A friend indeed
“A friend? Indeed…” said Miss McAllister.
She looked at the man her foppish nephew, Juan Arnold, had introduced as ‘Mr Tuesday’. Grey flannel suit. Large spectacles. Long fingers that were intriguingly still. A plain face. He certainly looked the part of a forensic accountant, but was this truly the man to save her empire?
For seventy-five year old Miss McAllister - of 43 Tracklemead Court, Bournemouth, owner of seven Tonkinese cats, two budgerigars and prizewinning gardenias – had her legacy and Juan Arnold’s inheritance to consider. She was a successful arms dealer, the spider at the centre of a complex web of transnational and highly illegal connections. Everything from poisoned umbrella tips to the occasional nuclear weapon, Miss McAllister could provide.
It was not as if Rachel McAllister had intended such a career path. Oh no. She and her twin sister, Kitty, had been good daughters of the Manse, their father a hell-fire and brimstone reverend of the Church of Scotland in Aberfeldy. After years of warnings about the temptations and evil associated with Catholicism, drink and dancing, at eighteen the sisters ran away to Havana to see what all the fuss was about. Beautiful, buxom - but not brilliantly bright - Kitty became a successful club chanteuse and dancer. Rachel, always good with numbers and less keen on the spotlight, was her manager and accountant.
They did well and Rachel had plans for Kitty to go international. And then Carlos the Columbian stepped into the Kiss Kat club. A short, ugly man with a mind like a razor blade, he spotted Kitty and decided that she was the woman for him. Much to Rachel McAllister’s horror, Kitty agreed and a wedding date for a month later was decided upon.

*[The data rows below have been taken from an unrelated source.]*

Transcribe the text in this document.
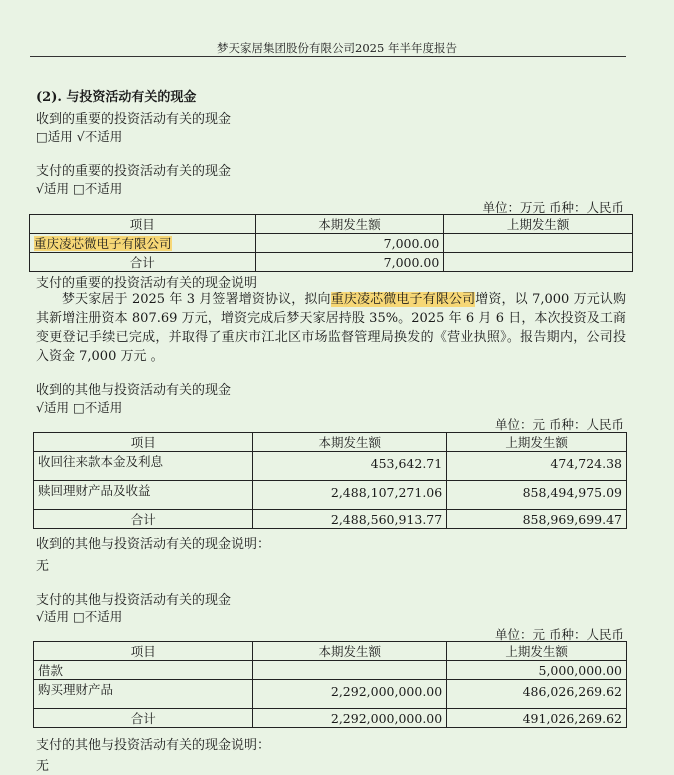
梦天家居集团股份有限公司2025 年半年度报告
(2). 与投资活动有关的现金
收到的重要的投资活动有关的现金
□适用 √不适用
支付的重要的投资活动有关的现金
√适用 □不适用
单位：万元 币种：人民币
项目	本期发生额	上期发生额
重庆凌芯微电子有限公司	7,000.00	
合计	7,000.00	
支付的重要的投资活动有关的现金说明
梦天家居于 2025 年 3 月签署增资协议，拟向重庆凌芯微电子有限公司增资，以 7,000 万元认购其新增注册资本 807.69 万元，增资完成后梦天家居持股 35%。2025 年 6 月 6 日，本次投资及工商变更登记手续已完成，并取得了重庆市江北区市场监督管理局换发的《营业执照》。报告期内，公司投入资金 7,000 万元 。
收到的其他与投资活动有关的现金
√适用 □不适用
单位：元 币种：人民币
项目	本期发生额	上期发生额
收回往来款本金及利息	453,642.71	474,724.38
赎回理财产品及收益	2,488,107,271.06	858,494,975.09
合计	2,488,560,913.77	858,969,699.47
收到的其他与投资活动有关的现金说明：
无
支付的其他与投资活动有关的现金
√适用 □不适用
单位：元 币种：人民币
项目	本期发生额	上期发生额
借款		5,000,000.00
购买理财产品	2,292,000,000.00	486,026,269.62
合计	2,292,000,000.00	491,026,269.62
支付的其他与投资活动有关的现金说明：
无
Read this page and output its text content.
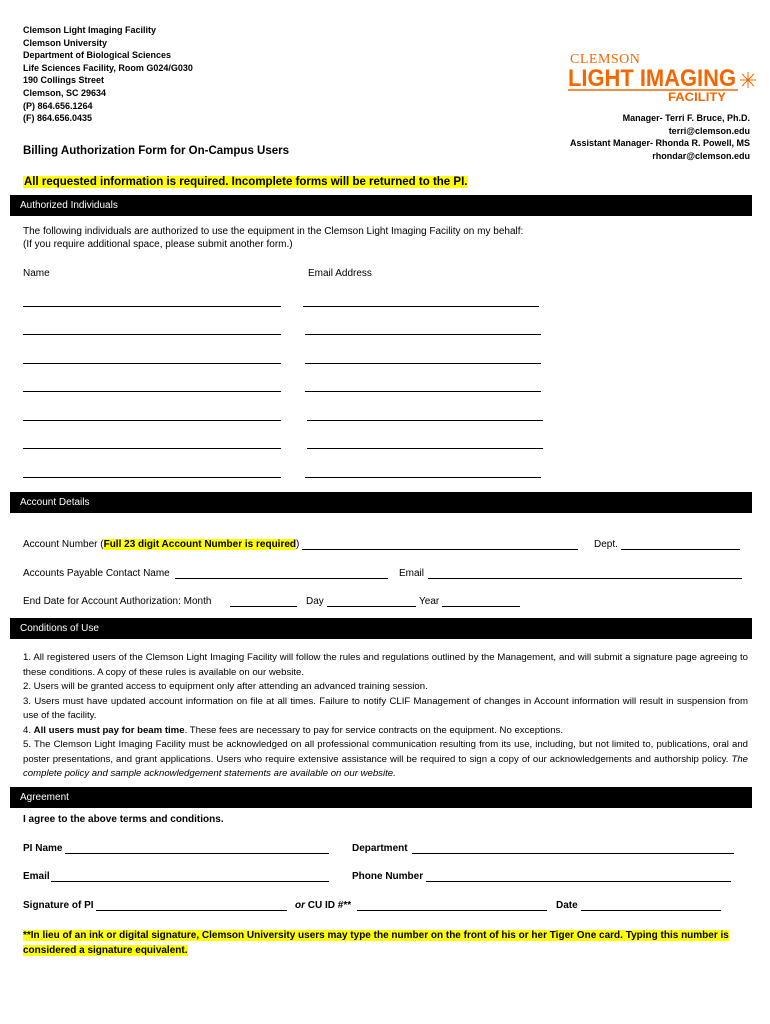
Clemson Light Imaging Facility
Clemson University
Department of Biological Sciences
Life Sciences Facility, Room G024/G030
190 Collings Street
Clemson, SC 29634
(P) 864.656.1264
(F) 864.656.0435
CLEMSON
LIGHT IMAGING
FACILITY
Manager- Terri F. Bruce, Ph.D.
terri@clemson.edu
Assistant Manager- Rhonda R. Powell, MS
rhondar@clemson.edu
Billing Authorization Form for On-Campus Users
All requested information is required. Incomplete forms will be returned to the PI.
Authorized Individuals
The following individuals are authorized to use the equipment in the Clemson Light Imaging Facility on my behalf:
(If you require additional space, please submit another form.)
Name	Email Address
Account Details
Account Number (Full 23 digit Account Number is required)	Dept.
Accounts Payable Contact Name	Email
End Date for Account Authorization: Month	Day	Year
Conditions of Use

1. All registered users of the Clemson Light Imaging Facility will follow the rules and regulations outlined by the Management, and will submit a signature page agreeing to these conditions. A copy of these rules is available on our website.

2. Users will be granted access to equipment only after attending an advanced training session.

3. Users must have updated account information on file at all times. Failure to notify CLIF Management of changes in Account information will result in suspension from use of the facility.

4. All users must pay for beam time. These fees are necessary to pay for service contracts on the equipment. No exceptions.

5. The Clemson Light Imaging Facility must be acknowledged on all professional communication resulting from its use, including, but not limited to, publications, oral and poster presentations, and grant applications. Users who require extensive assistance will be required to sign a copy of our acknowledgements and authorship policy. The complete policy and sample acknowledgement statements are available on our website.

Agreement
I agree to the above terms and conditions.
PI Name	Department
Email	Phone Number
Signature of PI	or CU ID #**	Date
**In lieu of an ink or digital signature, Clemson University users may type the number on the front of his or her Tiger One card. Typing this number is considered a signature equivalent.
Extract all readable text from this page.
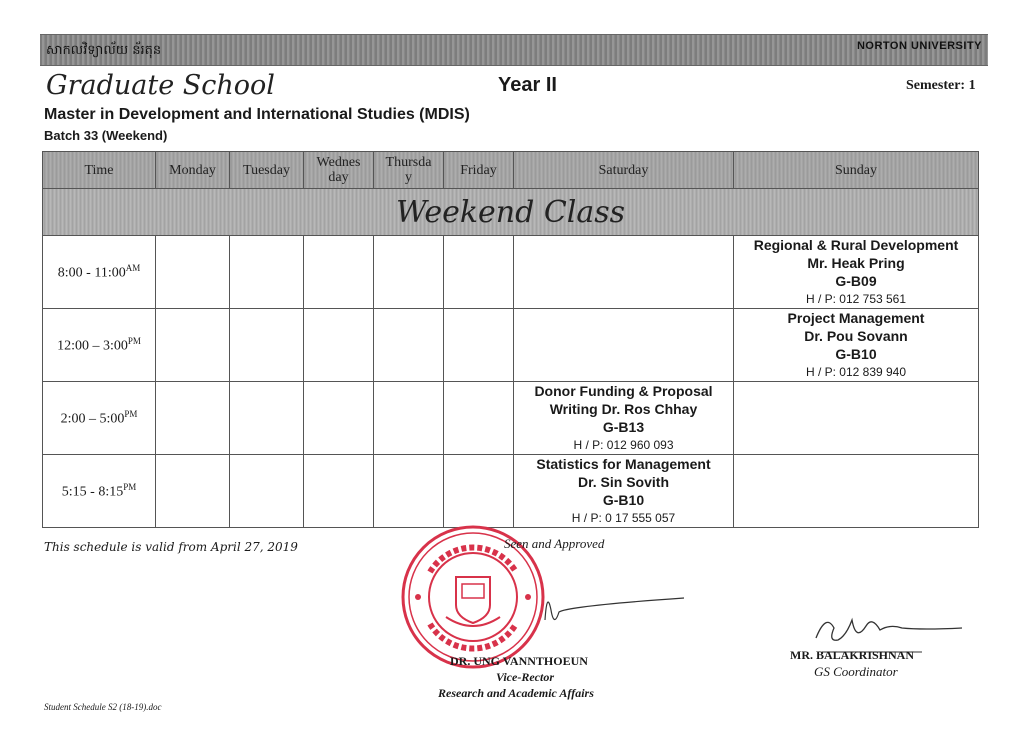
សាកលវិទ្យាល័យ ន័រតុន	NORTON UNIVERSITY
Graduate School	Year II	Semester: 1
Master in Development and International Studies (MDIS)
Batch 33 (Weekend)
Time	Monday	Tuesday	Wednes
day	Thursda
y	Friday	Saturday	Sunday
Weekend Class							
8:00 - $11:00^{AM}$							Regional & Rural Development
Mr. Heak Pring
G-B09
H / P: 012 753 561

12:00 – $3:00^{PM}$							Project Management
Dr. Pou Sovann
G-B10
H / P: 012 839 940

2:00 – $5:00^{PM}$						Donor Funding & Proposal
Writing Dr. Ros Chhay
G-B13
H / P: 012 960 093	

5:15 - $8:15^{PM}$						Statistics for Management
Dr. Sin Sovith
G-B10
H / P: 0 17 555 057	

This schedule is valid from April 27, 2019	Seen and Approved
DR. UNG VANNTHOEUN
Vice-Rector
Research and Academic Affairs
MR. BALAKRISHNAN
GS Coordinator
Student Schedule S2 (18-19).doc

The night before the nuptials, Rachel accosted Carlos. The few weeks of anxiety and concern for her sister had been bottling up until this moment. She let forth a string of accusations and expletives never before attempted nor since repeated. The gist was how could Carlos, enigmatic and unlovely, possibly provide Kitty with the stability and security she needed and that Rachel was giving?
Carlos sat there, virtually unblinking until Rachel McAllister was finished. He then leant forward and in his accented yet grammatically perfect English growled: “Let me tell you exactly how I intend to look after my future wife…”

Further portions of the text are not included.